Several molecular similarities have been noted between TNBC and cancers that arise in patients with inherited mutations in BRCA1, a gene that codes for proteins that are vital in repairing damaged DNA. While only 10 to 20 percent of TNBC patients have a germline BRCA mutation, it is believed that 50 to 70 percent of patients with TNBC harbor BRCAness. Diverse types of tumor changes can lead to BRCAness and a single test is unlikely to detect all changes.
To address this important issue Dr. Sharma's Conquer Cancer Foundation of ASCO research supported by BCRF will examine BRCAness as a marker of response to standard chemotherapy in TNBC patients treated on a large adjuvant trial (SWOG 9313). Knowledge gained from this work will have a tremendous impact in guiding future personalized clinical research involving DNA damaging agents in patients with TNBC.

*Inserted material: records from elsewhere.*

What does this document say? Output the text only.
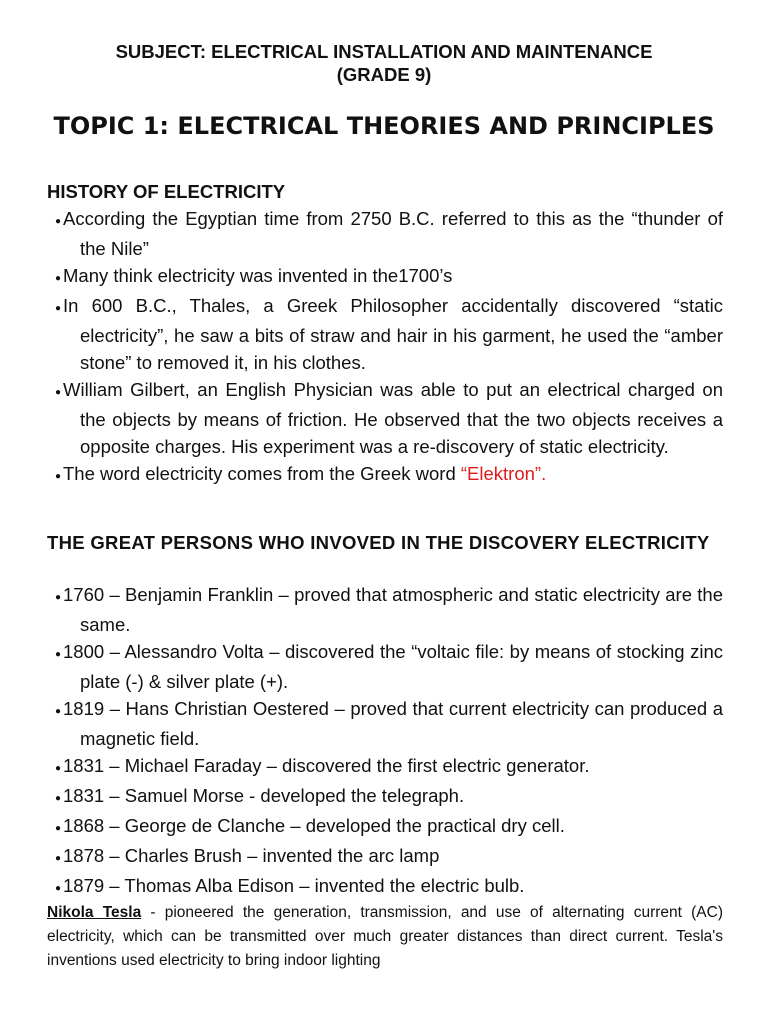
SUBJECT: ELECTRICAL INSTALLATION AND MAINTENANCE
(GRADE 9)
TOPIC 1: ELECTRICAL THEORIES AND PRINCIPLES
HISTORY OF ELECTRICITY
● According the Egyptian time from 2750 B.C. referred to this as the “thunder of the Nile”
● Many think electricity was invented in the1700’s
● In 600 B.C., Thales, a Greek Philosopher accidentally discovered “static electricity”, he saw a bits of straw and hair in his garment, he used the “amber stone” to removed it, in his clothes.
● William Gilbert, an English Physician was able to put an electrical charged on the objects by means of friction. He observed that the two objects receives a opposite charges. His experiment was a re-discovery of static electricity.
● The word electricity comes from the Greek word “Elektron”.
THE GREAT PERSONS WHO INVOVED IN THE DISCOVERY ELECTRICITY
● 1760 – Benjamin Franklin – proved that atmospheric and static electricity are the same.
● 1800 – Alessandro Volta – discovered the “voltaic file: by means of stocking zinc plate (-) & silver plate (+).
● 1819 – Hans Christian Oestered – proved that current electricity can produced a magnetic field.
● 1831 – Michael Faraday – discovered the first electric generator.
● 1831 – Samuel Morse - developed the telegraph.
● 1868 – George de Clanche – developed the practical dry cell.
● 1878 – Charles Brush – invented the arc lamp
● 1879 – Thomas Alba Edison – invented the electric bulb.
Nikola Tesla - pioneered the generation, transmission, and use of alternating current (AC) electricity, which can be transmitted over much greater distances than direct current. Tesla's inventions used electricity to bring indoor lighting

Dr. Priyanka Sharma is an Associate Professor of Medicine at the University of Kansas Medical Center. She joined the department of Internal Medicine as a breast oncologist in 2005 after completing Internal Medicine residency, Chief Residency and Hematology-Oncology fellowship at the University of Kansas. Dr. Sharma is actively involved in both clinical and translational research. Improving treatment outcomes for aggressive breast cancer subtypes like triple negative breast cancer (TNBC) is her main research focus. She was promoted to the rank of Associate Professor in 2012. She is the principal investigator of multiple investigator initiated phase I/II clinical trials of novel targeted agents in TNBC. She heads a regional multisite prospective TNBC registry which has enrolled over 500 participants from the Kansas City Metropolitan area. Dr. Sharma was the recipient of an institutional career development grant from the University of Kansas Department of Internal Medicine and has received pilot grants from NIH-CTSA and University of Kansas Cancer Center for clinical and translational research in TNBC. Dr. Sharma serves as the co-chair of the University of Kansas Cancer Center’s Breast Cancer Disease Working Group. She also serves on the institutional review board and the internal advisory board to KU Cancer Center Biostatistics and Informatics Shared Resource. She is a member of the Southwest Oncology Group (SWOG) Breast Committee and Breast Translational Medicine Subcommittee and is also the principal investigator for an ongoing SWOG correlative science proposal that will evaluate prognostic value of BRCAness phenotype in TNBC. Dr. Sharma regularly presents her research at national and international meetings and has published over a dozen manuscripts.